Mais il y a le temps présent, les réalisations et les projets, et nombre d’entre vous travaillent pour ces livres qui sont aujourd’hui des « nouveautés », mais qui deviendront un jour les témoins de nos parcours, de notre histoire, des crises et des bonheurs de notre société.

C’est pour accompagner des actions nouvelles en faveur de la lecture, dans le but d’élargir l’accès du public et notamment du public jeune, que la part des crédits déconcentrés par la Direction du Livre et de la Lecture passera, en Alsace, de 1,02 MF en 1997 à 1,230 MF en 1998.

Ces crédits permettront ainsi de développer des résidences courtes d’écrivains dans divers lieux culturels, en relation avec le programme de parrainages de classes par des auteurs, la région Alsace étant un site expérimental de cette action du ministère. Autre action nouvelle, en préparation en 1998 puisque l’opération aura lieu l’an prochain, l’implantation sur le Pont de l’Europe, de 42 textes d’écrivains et d’intellectuels européens, opération organisée par les villes de Strasbourg et de Kehl et qui s’inscrit dans les bonnes relations tissées avec l’Allemagne dans le secteur du livre. La DRAC apportera aussi une aide à l’installation de la future bibliothèque d’Haguenau.

Vos métiers, je ne l’ignore pas, sont exigeants, dévoreur de temps et d’énergie, riches de risques, mais ils font de vous les artistes et les artisans de rencontres sans cesse renouvelées. Écrire, éditer, donner à lire, conseiller, animer une vie littéraire, éveiller des curiosités, accompagner une recherche, c’est aider à repousser sans cesse la ligne d’horizon. C’est faire vivre la liberté d’expression. Mais c’est aussi, parce que l’écrit est indispensable au débat d’idées et à la vitalité de la démocratie, aider à préserver, resserrer voire rétablir le lien social.

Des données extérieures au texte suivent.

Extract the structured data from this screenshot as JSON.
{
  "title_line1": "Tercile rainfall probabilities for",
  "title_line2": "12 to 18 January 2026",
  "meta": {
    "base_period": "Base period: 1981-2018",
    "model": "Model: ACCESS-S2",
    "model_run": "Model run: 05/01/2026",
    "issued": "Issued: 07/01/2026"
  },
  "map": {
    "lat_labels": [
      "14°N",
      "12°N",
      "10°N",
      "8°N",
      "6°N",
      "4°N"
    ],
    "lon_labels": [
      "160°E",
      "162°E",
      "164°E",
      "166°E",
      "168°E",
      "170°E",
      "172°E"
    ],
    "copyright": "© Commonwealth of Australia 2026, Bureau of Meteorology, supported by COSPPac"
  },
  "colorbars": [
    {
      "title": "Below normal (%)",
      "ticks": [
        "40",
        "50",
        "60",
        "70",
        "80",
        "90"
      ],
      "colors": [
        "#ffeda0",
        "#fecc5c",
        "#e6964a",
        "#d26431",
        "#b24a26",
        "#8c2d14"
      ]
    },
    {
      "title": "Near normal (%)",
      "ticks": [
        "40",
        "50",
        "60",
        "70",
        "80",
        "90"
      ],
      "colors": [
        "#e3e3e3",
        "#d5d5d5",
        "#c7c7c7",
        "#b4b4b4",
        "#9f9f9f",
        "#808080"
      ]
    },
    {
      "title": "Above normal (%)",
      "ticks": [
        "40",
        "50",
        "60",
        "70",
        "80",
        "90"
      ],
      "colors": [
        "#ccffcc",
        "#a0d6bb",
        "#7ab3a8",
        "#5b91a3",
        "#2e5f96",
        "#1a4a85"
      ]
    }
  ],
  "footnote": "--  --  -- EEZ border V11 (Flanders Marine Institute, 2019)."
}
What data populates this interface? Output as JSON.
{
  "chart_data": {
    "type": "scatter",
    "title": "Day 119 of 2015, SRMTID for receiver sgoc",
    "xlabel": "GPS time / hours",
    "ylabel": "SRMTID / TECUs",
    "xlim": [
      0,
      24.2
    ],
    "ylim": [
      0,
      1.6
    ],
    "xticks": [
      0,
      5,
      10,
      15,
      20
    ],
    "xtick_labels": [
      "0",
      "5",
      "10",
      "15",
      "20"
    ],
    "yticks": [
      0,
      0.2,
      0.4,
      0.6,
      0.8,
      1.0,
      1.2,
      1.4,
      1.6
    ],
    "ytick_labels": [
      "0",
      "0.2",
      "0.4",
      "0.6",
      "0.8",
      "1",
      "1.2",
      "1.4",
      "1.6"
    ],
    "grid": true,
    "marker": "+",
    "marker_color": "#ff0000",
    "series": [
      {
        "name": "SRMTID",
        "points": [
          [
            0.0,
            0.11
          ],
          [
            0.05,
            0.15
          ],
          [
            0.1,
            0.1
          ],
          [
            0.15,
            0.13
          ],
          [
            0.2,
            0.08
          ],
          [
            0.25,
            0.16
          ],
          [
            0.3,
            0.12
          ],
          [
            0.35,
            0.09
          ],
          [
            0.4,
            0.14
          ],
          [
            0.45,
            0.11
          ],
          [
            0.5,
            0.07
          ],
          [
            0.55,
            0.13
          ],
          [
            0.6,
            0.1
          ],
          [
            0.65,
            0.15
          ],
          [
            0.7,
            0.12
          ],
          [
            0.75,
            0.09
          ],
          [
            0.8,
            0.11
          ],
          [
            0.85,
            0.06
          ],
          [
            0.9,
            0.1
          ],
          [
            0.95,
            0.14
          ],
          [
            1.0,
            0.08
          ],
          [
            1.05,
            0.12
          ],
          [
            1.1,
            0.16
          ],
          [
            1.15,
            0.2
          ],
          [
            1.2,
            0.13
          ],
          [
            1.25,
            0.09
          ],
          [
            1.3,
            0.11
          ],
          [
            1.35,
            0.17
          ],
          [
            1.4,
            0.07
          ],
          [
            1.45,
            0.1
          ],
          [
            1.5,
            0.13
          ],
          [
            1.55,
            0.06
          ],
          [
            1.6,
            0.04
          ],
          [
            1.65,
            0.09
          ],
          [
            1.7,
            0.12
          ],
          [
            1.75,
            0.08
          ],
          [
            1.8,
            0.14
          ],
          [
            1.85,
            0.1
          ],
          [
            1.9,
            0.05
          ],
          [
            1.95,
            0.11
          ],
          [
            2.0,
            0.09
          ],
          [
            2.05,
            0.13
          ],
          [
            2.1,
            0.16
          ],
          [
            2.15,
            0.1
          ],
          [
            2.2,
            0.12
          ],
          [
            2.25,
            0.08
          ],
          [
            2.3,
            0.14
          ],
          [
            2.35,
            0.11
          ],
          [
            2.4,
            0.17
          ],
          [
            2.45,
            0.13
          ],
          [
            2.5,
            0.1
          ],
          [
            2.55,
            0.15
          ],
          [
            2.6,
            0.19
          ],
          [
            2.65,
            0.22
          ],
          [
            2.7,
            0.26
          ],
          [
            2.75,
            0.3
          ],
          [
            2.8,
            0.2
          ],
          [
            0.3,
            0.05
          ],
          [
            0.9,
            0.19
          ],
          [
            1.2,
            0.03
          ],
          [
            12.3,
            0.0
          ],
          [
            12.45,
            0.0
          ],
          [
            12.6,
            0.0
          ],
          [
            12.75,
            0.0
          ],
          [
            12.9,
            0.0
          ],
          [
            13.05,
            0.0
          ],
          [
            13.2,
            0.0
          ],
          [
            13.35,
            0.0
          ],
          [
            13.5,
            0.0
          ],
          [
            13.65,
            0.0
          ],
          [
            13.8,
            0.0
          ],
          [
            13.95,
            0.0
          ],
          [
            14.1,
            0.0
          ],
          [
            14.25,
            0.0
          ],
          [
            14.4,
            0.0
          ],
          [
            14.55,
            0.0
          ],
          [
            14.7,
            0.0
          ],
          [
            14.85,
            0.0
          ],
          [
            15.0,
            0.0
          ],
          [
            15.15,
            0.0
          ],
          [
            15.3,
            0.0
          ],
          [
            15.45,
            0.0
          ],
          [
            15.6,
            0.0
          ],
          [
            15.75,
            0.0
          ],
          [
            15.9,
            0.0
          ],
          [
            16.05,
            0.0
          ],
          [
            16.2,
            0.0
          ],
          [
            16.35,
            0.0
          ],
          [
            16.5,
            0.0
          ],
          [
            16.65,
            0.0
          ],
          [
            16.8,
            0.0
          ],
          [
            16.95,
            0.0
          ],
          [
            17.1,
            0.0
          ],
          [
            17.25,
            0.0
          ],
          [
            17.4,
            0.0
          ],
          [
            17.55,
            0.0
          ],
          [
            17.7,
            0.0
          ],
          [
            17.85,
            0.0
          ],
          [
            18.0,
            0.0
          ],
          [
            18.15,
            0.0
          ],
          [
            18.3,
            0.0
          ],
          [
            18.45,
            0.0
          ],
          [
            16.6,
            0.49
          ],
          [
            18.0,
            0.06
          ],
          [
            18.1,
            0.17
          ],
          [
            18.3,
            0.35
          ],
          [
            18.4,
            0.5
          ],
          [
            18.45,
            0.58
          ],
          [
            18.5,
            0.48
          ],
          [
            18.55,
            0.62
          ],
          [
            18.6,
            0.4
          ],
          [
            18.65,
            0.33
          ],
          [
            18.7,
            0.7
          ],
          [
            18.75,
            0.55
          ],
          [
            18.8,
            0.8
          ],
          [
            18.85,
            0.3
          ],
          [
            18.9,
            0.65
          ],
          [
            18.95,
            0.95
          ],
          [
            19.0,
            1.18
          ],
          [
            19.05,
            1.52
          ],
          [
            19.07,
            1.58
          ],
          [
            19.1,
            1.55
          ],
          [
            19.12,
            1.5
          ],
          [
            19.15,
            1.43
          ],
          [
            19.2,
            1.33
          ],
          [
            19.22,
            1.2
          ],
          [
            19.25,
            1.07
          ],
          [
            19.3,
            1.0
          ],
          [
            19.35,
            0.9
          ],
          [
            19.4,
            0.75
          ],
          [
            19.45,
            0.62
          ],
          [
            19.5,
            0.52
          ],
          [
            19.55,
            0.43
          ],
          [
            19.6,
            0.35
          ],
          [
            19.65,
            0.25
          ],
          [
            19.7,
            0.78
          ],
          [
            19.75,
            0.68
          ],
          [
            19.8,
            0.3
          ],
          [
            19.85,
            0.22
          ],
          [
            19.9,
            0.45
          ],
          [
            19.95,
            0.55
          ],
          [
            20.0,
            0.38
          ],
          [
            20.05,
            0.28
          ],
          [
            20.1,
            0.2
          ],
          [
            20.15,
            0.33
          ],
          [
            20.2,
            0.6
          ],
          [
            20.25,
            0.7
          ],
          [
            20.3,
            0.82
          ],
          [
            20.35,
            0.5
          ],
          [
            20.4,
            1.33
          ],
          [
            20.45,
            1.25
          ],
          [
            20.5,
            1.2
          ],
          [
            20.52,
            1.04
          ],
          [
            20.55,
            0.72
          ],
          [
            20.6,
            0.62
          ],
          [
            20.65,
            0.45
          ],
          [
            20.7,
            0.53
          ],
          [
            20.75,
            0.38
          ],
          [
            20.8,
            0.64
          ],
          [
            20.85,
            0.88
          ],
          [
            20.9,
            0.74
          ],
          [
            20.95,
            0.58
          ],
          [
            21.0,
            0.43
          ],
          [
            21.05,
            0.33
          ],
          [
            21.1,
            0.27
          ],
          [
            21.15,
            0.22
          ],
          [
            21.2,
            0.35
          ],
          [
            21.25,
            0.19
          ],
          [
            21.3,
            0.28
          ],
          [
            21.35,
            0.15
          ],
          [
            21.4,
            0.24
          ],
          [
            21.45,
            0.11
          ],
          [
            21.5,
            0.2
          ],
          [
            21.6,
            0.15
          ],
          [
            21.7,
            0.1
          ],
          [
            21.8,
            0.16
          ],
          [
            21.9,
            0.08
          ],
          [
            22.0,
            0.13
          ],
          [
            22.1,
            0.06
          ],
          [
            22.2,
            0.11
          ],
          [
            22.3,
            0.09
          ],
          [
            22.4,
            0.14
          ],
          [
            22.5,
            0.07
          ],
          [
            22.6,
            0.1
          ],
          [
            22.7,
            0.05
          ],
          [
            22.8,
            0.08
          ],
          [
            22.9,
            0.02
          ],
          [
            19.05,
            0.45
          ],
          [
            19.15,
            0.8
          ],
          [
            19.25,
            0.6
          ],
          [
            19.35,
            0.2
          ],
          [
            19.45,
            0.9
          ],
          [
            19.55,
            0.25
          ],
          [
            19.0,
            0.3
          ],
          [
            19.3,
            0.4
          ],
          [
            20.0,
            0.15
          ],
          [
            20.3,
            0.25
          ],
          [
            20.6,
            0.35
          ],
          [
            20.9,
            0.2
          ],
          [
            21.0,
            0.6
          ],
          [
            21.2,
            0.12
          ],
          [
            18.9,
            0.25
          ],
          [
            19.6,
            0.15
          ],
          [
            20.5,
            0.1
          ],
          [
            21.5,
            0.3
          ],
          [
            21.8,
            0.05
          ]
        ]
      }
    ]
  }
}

J’ai déjà eu l’occasion de le dire, et notamment en octobre dernier lors de ma communication au conseil des Ministres sur la politique du livre et de la lecture, le soutien à l‘écrit – à tous les supports de l’écrit – est l’un des axes forts de mon action au ministère de la culture. Parce que l’éducation et la formation, l’activité et la promotion professionnelles, l’acquisition et la transmission de la culture personnelle et collective passent par l’écrit.

J’ai quelques raisons, vous me l’accorderez, de bien connaître la vitalité de ce domaine dans la région. Et puisque nous sommes encore au mois de janvier, je voudrais, en vous souhaitant à tous une excellente année 1998, formuler des vœux pour la bonne poursuite, et donc la réussite, de vos entreprises et de vos initiatives en faveur des livres, de la lecture, du rayonnement de tant et tant de pages, en pensant que d’une certaine manière, tout a commencé ici.